Time
I’m upstairs writing this, Mum is downstairs watching The Frozen Planet or looking out of the window and wondering at the size of the trees across the road from her house. It’s about time I got her a cup of tea – she has forgotten how to make them, a combination of places and processes too complicated for her nowadays – she’s delighted to see me and, yes, would love a cup of tea. By the time it’s made she has forgotten the offer but is delighted to get the cup of tea. The world Attenborough and team are showing us is as absolutely real to Mum as the tea in front of her. We talk for five minutes. She’s happy. Mum and I operate in different time.
It’s March 2020, Ben (the Producer who works with Two Tonne) and I should have heard one way or the other about our application for funding for ‘My Echo, My Shadow and Me’ a show I was going to be making with Pauline Mayers and Andy Brook, Testament. All grant programmes have been put on hold as ACE works out how to keep heads above water as a whole industry grinds to a halt. Time is about to look very different for a lot of people as the waves of redundancy roll in. I’m lucky in that I have a small amount of work ongoing as a consultant with Dark Horse a Huddersfield based Learning Disabled company who I’ve been exploring their art and their business with. They, without a beat, shift online. Because care and the time it takes to ensure good care is simply part of their DNA and their actors are extremely vulnerable. Mum’s Elders Group has stopped meeting, she used to go weekly, it’s how she measured time.
It’s June 2020 and I’ve been marking periods of time in different ways:
- In Schitts Creek episodes
- In Korean historical Netflix fluff
- In conversations with my kids, both half a country away
- In conversations with a loved one in Estonia
- In my weekly work conversations with Amy Cunningham from Dark Horse
- In Mum’s meal times
I’ve turned 59 and I’m a bit battered but still here, as is Mum, tens of thousands of us aren’t though, the majority like my Mum – vulnerable but with a good few years left, except they no longer have. As of March 2021, The Health Foundation estimated that 1.5 million years of potential life had been lost to covid in the UK alone.

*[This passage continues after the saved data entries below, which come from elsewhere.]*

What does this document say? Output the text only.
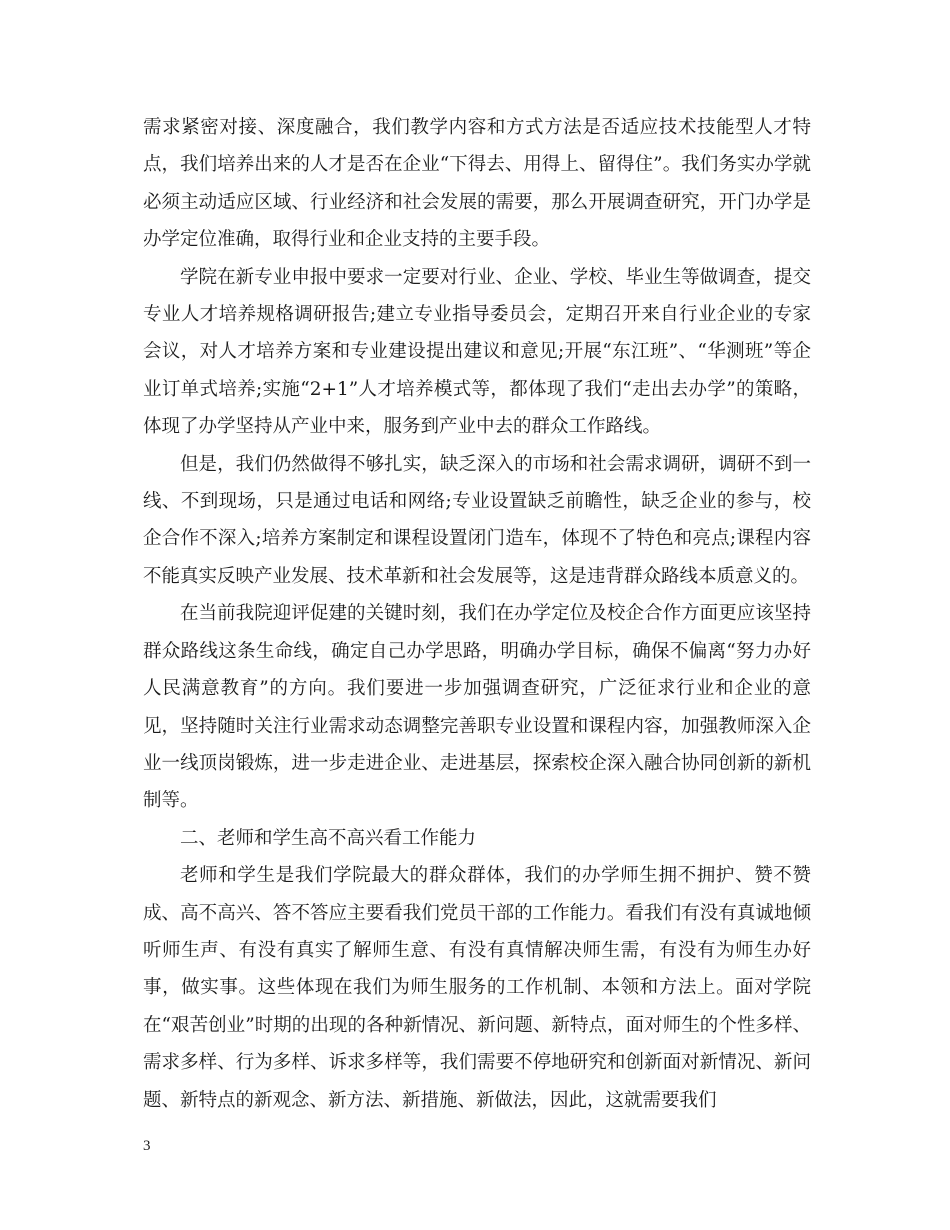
需求紧密对接、深度融合，我们教学内容和方式方法是否适应技术技能型人才特点，我们培养出来的人才是否在企业“下得去、用得上、留得住”。我们务实办学就必须主动适应区域、行业经济和社会发展的需要，那么开展调查研究，开门办学是办学定位准确，取得行业和企业支持的主要手段。

学院在新专业申报中要求一定要对行业、企业、学校、毕业生等做调查，提交专业人才培养规格调研报告;建立专业指导委员会，定期召开来自行业企业的专家会议，对人才培养方案和专业建设提出建议和意见;开展“东江班”、“华测班”等企业订单式培养;实施“2+1”人才培养模式等，都体现了我们“走出去办学”的策略，体现了办学坚持从产业中来，服务到产业中去的群众工作路线。

但是，我们仍然做得不够扎实，缺乏深入的市场和社会需求调研，调研不到一线、不到现场，只是通过电话和网络;专业设置缺乏前瞻性，缺乏企业的参与，校企合作不深入;培养方案制定和课程设置闭门造车，体现不了特色和亮点;课程内容不能真实反映产业发展、技术革新和社会发展等，这是违背群众路线本质意义的。

在当前我院迎评促建的关键时刻，我们在办学定位及校企合作方面更应该坚持群众路线这条生命线，确定自己办学思路，明确办学目标，确保不偏离“努力办好人民满意教育”的方向。我们要进一步加强调查研究，广泛征求行业和企业的意见，坚持随时关注行业需求动态调整完善职专业设置和课程内容，加强教师深入企业一线顶岗锻炼，进一步走进企业、走进基层，探索校企深入融合协同创新的新机制等。

二、老师和学生高不高兴看工作能力

老师和学生是我们学院最大的群众群体，我们的办学师生拥不拥护、赞不赞成、高不高兴、答不答应主要看我们党员干部的工作能力。看我们有没有真诚地倾听师生声、有没有真实了解师生意、有没有真情解决师生需，有没有为师生办好事，做实事。这些体现在我们为师生服务的工作机制、本领和方法上。面对学院在“艰苦创业”时期的出现的各种新情况、新问题、新特点，面对师生的个性多样、需求多样、行为多样、诉求多样等，我们需要不停地研究和创新面对新情况、新问题、新特点的新观念、新方法、新措施、新做法，因此，这就需要我们

3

It’s May 2021 and I’m sitting in the Studio at ARC, Stockton around a table with Pauline and a computer with Andy’s virtual presence. My sister has come up to look after Mum for a week. ARC have been, typically brilliant. Producer Ben has been Herculean in getting us here. Successful R&D bid, all the gnarly bits around travel and accommodation and everyone’s availability because time has changed again. Planned projects, deadlines, have not gone away, they simply been bunched up, children are back at schools, partners have new jobs, I’ve turned 60 and have had a year plus to consider my relationship with caring in a way I hadn’t before. The time we have been afforded over the last year and the way it has changed not only our view of the world but our relationship to time and how time is not evenly, fairly, distributed ,how time has been disproportionately taken from the poorest amongst us has altered our collective view of the project and it’s making, which will, must, we agree in Stockton, take time if it is going to be anything like equitable and we do not all have the same relationship to time.